David Mitchell - Gifts
The problem with the gift-giving ritual is that we’ve never quite resolved the uneasy gap between the two rationales for doing it.
If me buying you a present on your birthday, and you later doing the same for me is meant to be a way of increasing the number of desirable objects in both our lives, then it’s obviously hideously inefficient.
Generally speaking, I’m much better then you are at knowing what things I haven’t got that I might want, and although once in a while you might hit the holy grail of present giving, the ‘I’d never have got it for myself, but now I have it I love it!’ gift;
I would say that each of those is offset by at least a score of ill-fitting jumpers or duplicate copies of The Bonesetter’s Daughter.
It’s simply not a viable economic model.
I was once given a voucher for a grooming session at a men’s spa.
I suppose opening the envelope to find that inside was less upsetting than seeing the shredded remains of a fifty pound note, but the effect was identical.
‘But no,’ you will be saying, assuming you have sportingly chosen to play along with the Gradgrindish persona
I am adopting for hopefully comic effect,
‘of course that’s not what gift-giving is for - it’s to show someone we have remembered them, that we care enough to want to make them happy, and that we know them well enough to be able to try.
Even if the attempt fails, it’s important that it is made - what would you have instead, a solemn Christmas exchange of bank details?’
Well, no, obviously I get that it’s the thought that counts, and that after a certain period of trotting up and down the aisles of Waterstone’s worrying that whatever you choose will make you look like a total dick, you have discharged your duty of thought-bestowing, and are free to buy another copy of The Bonesetter’s Daughter for the recipient to fail to get round to reading, like everyone else.
But if that’s the system, why do some people ring you before your birthday to ask what you’d like?

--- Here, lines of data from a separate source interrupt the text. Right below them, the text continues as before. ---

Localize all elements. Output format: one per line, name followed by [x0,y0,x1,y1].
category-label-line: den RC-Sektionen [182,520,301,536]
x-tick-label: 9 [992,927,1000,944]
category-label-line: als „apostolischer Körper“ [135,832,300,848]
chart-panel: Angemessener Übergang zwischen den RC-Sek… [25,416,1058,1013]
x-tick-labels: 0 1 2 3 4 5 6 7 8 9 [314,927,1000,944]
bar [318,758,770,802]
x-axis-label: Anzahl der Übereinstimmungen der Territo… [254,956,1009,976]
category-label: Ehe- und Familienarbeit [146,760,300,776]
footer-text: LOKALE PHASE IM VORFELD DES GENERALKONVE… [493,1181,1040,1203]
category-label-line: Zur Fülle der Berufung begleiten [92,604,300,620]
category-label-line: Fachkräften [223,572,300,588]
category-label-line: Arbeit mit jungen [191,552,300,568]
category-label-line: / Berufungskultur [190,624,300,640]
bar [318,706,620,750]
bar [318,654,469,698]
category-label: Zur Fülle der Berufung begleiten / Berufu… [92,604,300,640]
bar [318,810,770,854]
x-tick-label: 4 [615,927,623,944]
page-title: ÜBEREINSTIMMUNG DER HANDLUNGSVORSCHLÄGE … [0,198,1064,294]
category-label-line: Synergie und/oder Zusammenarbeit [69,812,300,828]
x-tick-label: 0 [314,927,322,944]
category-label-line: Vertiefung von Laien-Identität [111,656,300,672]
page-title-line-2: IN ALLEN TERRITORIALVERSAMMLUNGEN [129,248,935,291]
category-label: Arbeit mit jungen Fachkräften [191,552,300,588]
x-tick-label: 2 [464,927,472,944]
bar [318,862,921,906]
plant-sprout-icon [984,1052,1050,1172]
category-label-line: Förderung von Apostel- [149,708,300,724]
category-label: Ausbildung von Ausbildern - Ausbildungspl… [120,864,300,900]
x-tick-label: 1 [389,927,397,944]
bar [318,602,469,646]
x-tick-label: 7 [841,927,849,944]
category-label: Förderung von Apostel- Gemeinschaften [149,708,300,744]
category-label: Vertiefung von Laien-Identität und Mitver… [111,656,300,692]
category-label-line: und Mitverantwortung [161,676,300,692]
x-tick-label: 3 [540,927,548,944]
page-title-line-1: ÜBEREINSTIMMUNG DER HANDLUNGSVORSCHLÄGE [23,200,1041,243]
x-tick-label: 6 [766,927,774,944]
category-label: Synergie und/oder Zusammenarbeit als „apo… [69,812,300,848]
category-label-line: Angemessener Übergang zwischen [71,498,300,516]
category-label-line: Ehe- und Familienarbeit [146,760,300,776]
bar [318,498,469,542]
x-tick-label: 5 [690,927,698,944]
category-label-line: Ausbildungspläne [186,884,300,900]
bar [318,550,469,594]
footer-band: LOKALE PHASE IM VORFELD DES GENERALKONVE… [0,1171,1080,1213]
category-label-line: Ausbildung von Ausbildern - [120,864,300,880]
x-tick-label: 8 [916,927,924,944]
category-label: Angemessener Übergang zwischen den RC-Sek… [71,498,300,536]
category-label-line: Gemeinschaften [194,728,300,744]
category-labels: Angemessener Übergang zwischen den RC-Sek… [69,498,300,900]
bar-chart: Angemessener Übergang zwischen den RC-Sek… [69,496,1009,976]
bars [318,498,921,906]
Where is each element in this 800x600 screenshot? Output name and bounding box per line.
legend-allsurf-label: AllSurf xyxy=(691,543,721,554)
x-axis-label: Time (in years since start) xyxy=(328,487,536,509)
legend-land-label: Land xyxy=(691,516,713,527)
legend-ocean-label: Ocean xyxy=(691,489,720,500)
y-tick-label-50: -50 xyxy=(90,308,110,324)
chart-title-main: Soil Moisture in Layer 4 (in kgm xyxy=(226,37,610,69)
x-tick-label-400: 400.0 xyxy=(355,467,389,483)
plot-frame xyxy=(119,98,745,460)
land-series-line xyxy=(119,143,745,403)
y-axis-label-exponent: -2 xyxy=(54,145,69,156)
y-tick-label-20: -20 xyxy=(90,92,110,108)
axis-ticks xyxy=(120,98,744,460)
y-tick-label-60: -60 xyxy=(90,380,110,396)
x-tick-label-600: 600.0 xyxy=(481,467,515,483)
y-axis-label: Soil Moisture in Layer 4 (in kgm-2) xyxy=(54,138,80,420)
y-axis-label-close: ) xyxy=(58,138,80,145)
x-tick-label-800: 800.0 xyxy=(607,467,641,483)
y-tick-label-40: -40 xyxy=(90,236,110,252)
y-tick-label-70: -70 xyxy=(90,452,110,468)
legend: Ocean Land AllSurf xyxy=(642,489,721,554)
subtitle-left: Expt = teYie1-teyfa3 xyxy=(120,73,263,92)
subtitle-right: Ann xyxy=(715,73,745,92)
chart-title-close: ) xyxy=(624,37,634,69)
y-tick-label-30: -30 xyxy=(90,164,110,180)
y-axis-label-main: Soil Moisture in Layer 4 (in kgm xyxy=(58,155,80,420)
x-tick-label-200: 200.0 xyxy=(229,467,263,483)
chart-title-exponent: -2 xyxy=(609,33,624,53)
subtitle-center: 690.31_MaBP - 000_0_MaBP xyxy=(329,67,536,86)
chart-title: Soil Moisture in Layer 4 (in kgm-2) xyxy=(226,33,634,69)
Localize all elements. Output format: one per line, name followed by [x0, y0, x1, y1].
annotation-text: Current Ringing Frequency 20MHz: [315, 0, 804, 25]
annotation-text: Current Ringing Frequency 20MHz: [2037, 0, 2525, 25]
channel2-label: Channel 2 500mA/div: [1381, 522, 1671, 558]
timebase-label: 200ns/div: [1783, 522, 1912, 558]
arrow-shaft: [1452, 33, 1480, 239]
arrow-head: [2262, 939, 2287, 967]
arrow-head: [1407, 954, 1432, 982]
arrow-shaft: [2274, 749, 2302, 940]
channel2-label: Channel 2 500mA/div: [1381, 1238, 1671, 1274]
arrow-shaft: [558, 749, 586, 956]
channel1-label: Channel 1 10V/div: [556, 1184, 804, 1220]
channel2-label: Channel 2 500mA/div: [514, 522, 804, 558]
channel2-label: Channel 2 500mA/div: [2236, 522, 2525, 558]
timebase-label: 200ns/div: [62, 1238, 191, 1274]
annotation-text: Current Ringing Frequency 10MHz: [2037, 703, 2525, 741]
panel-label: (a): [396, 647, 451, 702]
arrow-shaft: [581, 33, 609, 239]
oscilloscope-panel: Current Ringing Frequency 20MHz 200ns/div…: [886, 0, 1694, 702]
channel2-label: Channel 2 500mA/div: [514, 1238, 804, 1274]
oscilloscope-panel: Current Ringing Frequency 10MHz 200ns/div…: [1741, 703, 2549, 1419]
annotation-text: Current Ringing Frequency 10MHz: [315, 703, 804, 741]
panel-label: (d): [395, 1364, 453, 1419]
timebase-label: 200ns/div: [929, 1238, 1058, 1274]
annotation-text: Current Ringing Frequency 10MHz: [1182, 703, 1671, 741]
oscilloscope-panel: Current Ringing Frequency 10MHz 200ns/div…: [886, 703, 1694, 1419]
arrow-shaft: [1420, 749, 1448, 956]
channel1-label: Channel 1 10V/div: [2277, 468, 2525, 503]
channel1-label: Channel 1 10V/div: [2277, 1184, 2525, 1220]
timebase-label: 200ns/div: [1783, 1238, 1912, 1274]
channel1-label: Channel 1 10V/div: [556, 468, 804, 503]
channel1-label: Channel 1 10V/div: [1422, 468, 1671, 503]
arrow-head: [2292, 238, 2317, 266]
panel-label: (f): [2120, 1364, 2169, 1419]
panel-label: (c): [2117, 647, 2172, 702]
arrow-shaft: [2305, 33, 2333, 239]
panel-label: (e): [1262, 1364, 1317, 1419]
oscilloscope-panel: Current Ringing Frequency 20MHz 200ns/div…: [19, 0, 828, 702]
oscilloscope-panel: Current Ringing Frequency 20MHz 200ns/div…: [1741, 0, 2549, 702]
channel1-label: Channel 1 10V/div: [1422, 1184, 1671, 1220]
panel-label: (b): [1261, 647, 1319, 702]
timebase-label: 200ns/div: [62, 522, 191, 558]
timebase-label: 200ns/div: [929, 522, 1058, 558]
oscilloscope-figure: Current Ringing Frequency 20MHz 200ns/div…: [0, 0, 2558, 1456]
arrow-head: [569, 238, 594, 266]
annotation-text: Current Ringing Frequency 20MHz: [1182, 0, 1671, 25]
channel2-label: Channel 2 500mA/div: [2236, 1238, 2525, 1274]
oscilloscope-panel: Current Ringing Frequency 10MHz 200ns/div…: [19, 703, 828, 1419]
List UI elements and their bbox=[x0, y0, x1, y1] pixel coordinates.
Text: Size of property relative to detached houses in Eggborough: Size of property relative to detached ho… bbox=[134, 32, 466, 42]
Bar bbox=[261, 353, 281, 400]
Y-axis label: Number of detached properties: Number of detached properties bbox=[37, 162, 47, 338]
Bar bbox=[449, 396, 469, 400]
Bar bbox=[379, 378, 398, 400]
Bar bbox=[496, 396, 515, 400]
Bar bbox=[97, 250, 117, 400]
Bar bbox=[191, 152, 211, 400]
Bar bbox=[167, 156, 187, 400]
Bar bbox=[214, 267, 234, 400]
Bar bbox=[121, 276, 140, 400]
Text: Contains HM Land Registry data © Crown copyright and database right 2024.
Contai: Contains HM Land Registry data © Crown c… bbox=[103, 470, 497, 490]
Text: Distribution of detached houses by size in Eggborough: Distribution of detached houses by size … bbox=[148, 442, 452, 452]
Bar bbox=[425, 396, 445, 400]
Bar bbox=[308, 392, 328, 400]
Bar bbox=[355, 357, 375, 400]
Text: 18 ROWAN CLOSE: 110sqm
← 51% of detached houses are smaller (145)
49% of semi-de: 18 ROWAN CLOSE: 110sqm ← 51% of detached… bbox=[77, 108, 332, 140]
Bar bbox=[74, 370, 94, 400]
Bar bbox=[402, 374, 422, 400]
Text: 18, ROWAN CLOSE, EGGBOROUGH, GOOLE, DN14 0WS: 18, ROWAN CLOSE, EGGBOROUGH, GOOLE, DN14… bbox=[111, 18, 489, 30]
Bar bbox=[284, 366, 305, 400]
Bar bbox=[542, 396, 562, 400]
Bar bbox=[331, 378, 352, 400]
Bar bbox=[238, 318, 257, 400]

Particularly people who know you well.
Close friends and family who feel they know you well enough to be able to admit that they don’t know you well enough to know what you’d like.
Surely that’s a disastrous reversion to system A: presents as a way of conferring monetary value.
It’s not the thought that counts if you’re the one being asked to have the thought!
! In fact, it becomes a chore, because naturally you want to please the giver by thinking of something you’ll really like for them to give you, so you ask to be allowed to think about it, and then inevitably when they phone back a week later you haven’t thought about it at all, and you feel guilty, and… this is madness, surely!
This is what I mean about the gap between the two systems.